Abstract

Background: Interleukin 16 (IL16) is a pleiotropic cytokine that does not belong to any interleukin family and functions as a CD4⁺ T-cell chemokine, a regulator of T-cell activation, and an inhibitor of human immunodeficiency virus replication in acquired immunodeficiency syndrome. Studies in the hemato-oncological disease multiple myeloma have demonstrated that IL16 plays an important role in promoting tumor cell growth and is associated with tumor burden and prognosis. However, the role of IL16 in acute myeloid leukemia (AML) remains largely unexplored.

Aims: To investigate the potential role of IL16 in AML.

Study Design: In vitro experiments.

Methods: Bioinformatic analyses were conducted using online databases, including gene expression profiling interactive analysis 2, to evaluate IL16 expression and its prognostic significance in patients with AML. Transcriptome data from AML samples were used for gene function enrichment analysis, gene set enrichment analysis (GSEA), survival analysis, and other related bioinformatic assessments. In addition, a single-cell dataset was analyzed using the R programming language to identify specific IL16 expression subgroups in AML patients.

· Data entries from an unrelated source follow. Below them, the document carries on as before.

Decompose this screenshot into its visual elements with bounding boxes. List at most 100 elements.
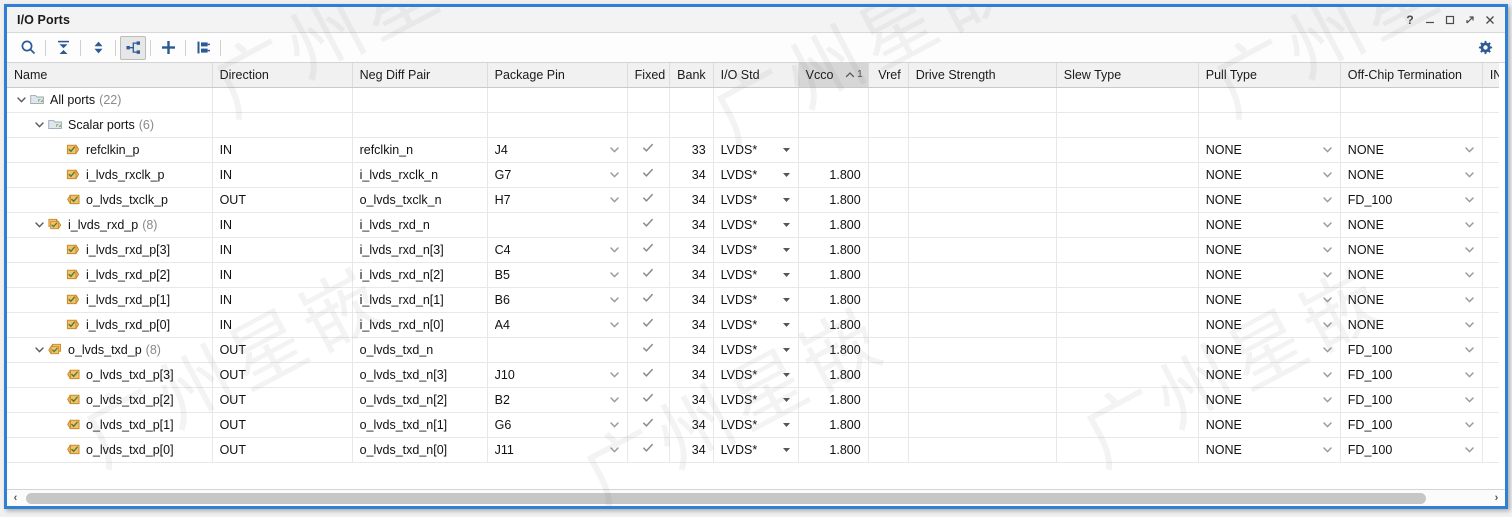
cell-slew-type[interactable] — [1056, 287, 1198, 312]
chevron-down-icon[interactable] — [609, 194, 620, 205]
chevron-down-icon[interactable] — [1322, 219, 1333, 230]
column-header-vref[interactable]: Vref — [868, 63, 908, 87]
cell-vcco[interactable]: 1.800 — [798, 312, 868, 337]
chevron-down-icon[interactable] — [1322, 294, 1333, 305]
cell-name[interactable]: o_lvds_txclk_p — [7, 187, 212, 212]
dropdown-triangle-icon[interactable] — [782, 195, 791, 204]
cell-vref[interactable] — [868, 212, 908, 237]
close-button[interactable] — [1481, 10, 1499, 30]
cell-off-chip-termination[interactable] — [1340, 87, 1482, 112]
cell-drive-strength[interactable] — [908, 237, 1056, 262]
cell-io-std[interactable]: LVDS* — [713, 262, 798, 287]
cell-io-std[interactable]: LVDS* — [713, 337, 798, 362]
cell-bank[interactable]: 34 — [669, 412, 713, 437]
checkmark-icon[interactable] — [642, 442, 654, 457]
cell-drive-strength[interactable] — [908, 137, 1056, 162]
checkmark-icon[interactable] — [642, 392, 654, 407]
dropdown-triangle-icon[interactable] — [782, 170, 791, 179]
cell-slew-type[interactable] — [1056, 262, 1198, 287]
chevron-down-icon[interactable] — [1464, 144, 1475, 155]
column-header-pull_type[interactable]: Pull Type — [1198, 63, 1340, 87]
scrollbar-thumb[interactable] — [26, 493, 1426, 504]
table-row[interactable]: o_lvds_txd_p[2]OUTo_lvds_txd_n[2]B234LVD… — [7, 387, 1505, 412]
table-row[interactable]: i_lvds_rxclk_pINi_lvds_rxclk_nG734LVDS*1… — [7, 162, 1505, 187]
checkmark-icon[interactable] — [642, 417, 654, 432]
cell-name[interactable]: Scalar ports(6) — [7, 112, 212, 137]
cell-fixed[interactable] — [627, 437, 669, 462]
auto-assign-icon[interactable] — [190, 36, 216, 60]
cell-off-chip-termination[interactable]: FD_100 — [1340, 362, 1482, 387]
cell-vref[interactable] — [868, 412, 908, 437]
cell-name[interactable]: i_lvds_rxd_p(8) — [7, 212, 212, 237]
chevron-down-icon[interactable] — [609, 294, 620, 305]
minimize-button[interactable] — [1421, 10, 1439, 30]
cell-slew-type[interactable] — [1056, 137, 1198, 162]
cell-neg-diff-pair[interactable]: i_lvds_rxd_n[3] — [352, 237, 487, 262]
cell-bank[interactable]: 34 — [669, 262, 713, 287]
cell-slew-type[interactable] — [1056, 87, 1198, 112]
chevron-down-icon[interactable] — [1322, 419, 1333, 430]
cell-pull-type[interactable]: NONE — [1198, 212, 1340, 237]
chevron-down-icon[interactable] — [1322, 444, 1333, 455]
cell-drive-strength[interactable] — [908, 112, 1056, 137]
cell-vref[interactable] — [868, 187, 908, 212]
cell-pull-type[interactable]: NONE — [1198, 437, 1340, 462]
cell-fixed[interactable] — [627, 387, 669, 412]
cell-pull-type[interactable] — [1198, 112, 1340, 137]
cell-drive-strength[interactable] — [908, 262, 1056, 287]
cell-fixed[interactable] — [627, 412, 669, 437]
cell-pull-type[interactable]: NONE — [1198, 237, 1340, 262]
column-header-neg_diff_pair[interactable]: Neg Diff Pair — [352, 63, 487, 87]
cell-direction[interactable]: IN — [212, 287, 352, 312]
cell-io-std[interactable]: LVDS* — [713, 137, 798, 162]
cell-drive-strength[interactable] — [908, 312, 1056, 337]
cell-off-chip-termination[interactable]: FD_100 — [1340, 437, 1482, 462]
chevron-down-icon[interactable] — [609, 444, 620, 455]
cell-bank[interactable]: 34 — [669, 387, 713, 412]
cell-package-pin[interactable] — [487, 212, 627, 237]
cell-bank[interactable] — [669, 87, 713, 112]
chevron-down-icon[interactable] — [1464, 369, 1475, 380]
cell-io-std[interactable]: LVDS* — [713, 212, 798, 237]
cell-off-chip-termination[interactable]: FD_100 — [1340, 387, 1482, 412]
cell-off-chip-termination[interactable]: NONE — [1340, 287, 1482, 312]
cell-direction[interactable] — [212, 87, 352, 112]
cell-name[interactable]: o_lvds_txd_p[0] — [7, 437, 212, 462]
cell-package-pin[interactable]: J10 — [487, 362, 627, 387]
cell-package-pin[interactable] — [487, 337, 627, 362]
checkmark-icon[interactable] — [642, 367, 654, 382]
cell-io-std[interactable]: LVDS* — [713, 437, 798, 462]
checkmark-icon[interactable] — [642, 267, 654, 282]
add-icon[interactable] — [155, 36, 181, 60]
chevron-down-icon[interactable] — [1322, 344, 1333, 355]
chevron-down-icon[interactable] — [1464, 169, 1475, 180]
cell-vcco[interactable]: 1.800 — [798, 337, 868, 362]
cell-slew-type[interactable] — [1056, 112, 1198, 137]
column-header-off_chip_termination[interactable]: Off-Chip Termination — [1340, 63, 1482, 87]
gear-icon[interactable] — [1473, 36, 1497, 60]
table-row[interactable]: o_lvds_txd_p[1]OUTo_lvds_txd_n[1]G634LVD… — [7, 412, 1505, 437]
cell-package-pin[interactable]: J11 — [487, 437, 627, 462]
chevron-down-icon[interactable] — [609, 269, 620, 280]
checkmark-icon[interactable] — [642, 292, 654, 307]
chevron-down-icon[interactable] — [1464, 394, 1475, 405]
cell-name[interactable]: o_lvds_txd_p(8) — [7, 337, 212, 362]
checkmark-icon[interactable] — [642, 192, 654, 207]
cell-fixed[interactable] — [627, 237, 669, 262]
cell-direction[interactable]: OUT — [212, 387, 352, 412]
dropdown-triangle-icon[interactable] — [782, 420, 791, 429]
cell-slew-type[interactable] — [1056, 337, 1198, 362]
checkmark-icon[interactable] — [642, 167, 654, 182]
chevron-down-icon[interactable] — [1464, 244, 1475, 255]
cell-bank[interactable]: 34 — [669, 187, 713, 212]
chevron-down-icon[interactable] — [1322, 319, 1333, 330]
cell-drive-strength[interactable] — [908, 287, 1056, 312]
checkmark-icon[interactable] — [642, 317, 654, 332]
cell-neg-diff-pair[interactable]: refclkin_n — [352, 137, 487, 162]
dropdown-triangle-icon[interactable] — [782, 445, 791, 454]
cell-pull-type[interactable]: NONE — [1198, 412, 1340, 437]
cell-slew-type[interactable] — [1056, 362, 1198, 387]
cell-direction[interactable]: IN — [212, 212, 352, 237]
cell-io-std[interactable] — [713, 87, 798, 112]
scrollbar-track[interactable] — [24, 491, 1488, 506]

The expression and secretion of IL16 in various AML cell lines were assessed using Western blot and ELISA. IL16 knockdown AML cell lines were generated and evaluated for proliferation, apoptosis, and multidrug resistance to chemotherapy using cell-based assays and protein immunoblotting to determine the effects of IL16 on AML biological behavior. Furthermore, transcriptome sequencing analysis was performed to elucidate the molecular mechanisms underlying the effects of IL16 on the biological functions of AML cells.

Results: IL16 expression levels were significantly elevated in patients with AML and were associated with poorer prognosis. IL16 was predominantly expressed in T cells, malignant hematopoietic stem cells, malignant progenitor cells, and malignant mononuclear precursor cells in AML patients. Knockdown of IL16 expression significantly inhibited proliferation and promoted chemotherapy-induced apoptosis in AML cells in vitro. Downregulation of IL16 also reduced cell viability and decreased the IC50 of cytarabine (Ara-C) across different concentrations. Furthermore, reduced IL16 expression may induce degradation of mutated TP53 in AML cells, resulting in increased apoptosis and enhanced sensitivity to multiple chemotherapeutic agents.

Conclusion: High IL16 expression was observed in malignant cells from patients with AML. Downregulation of IL16 promotes degradation of mutant TP53 and induces apoptosis, thereby increasing the sensitivity of AML cells to various chemotherapeutic agents in vitro.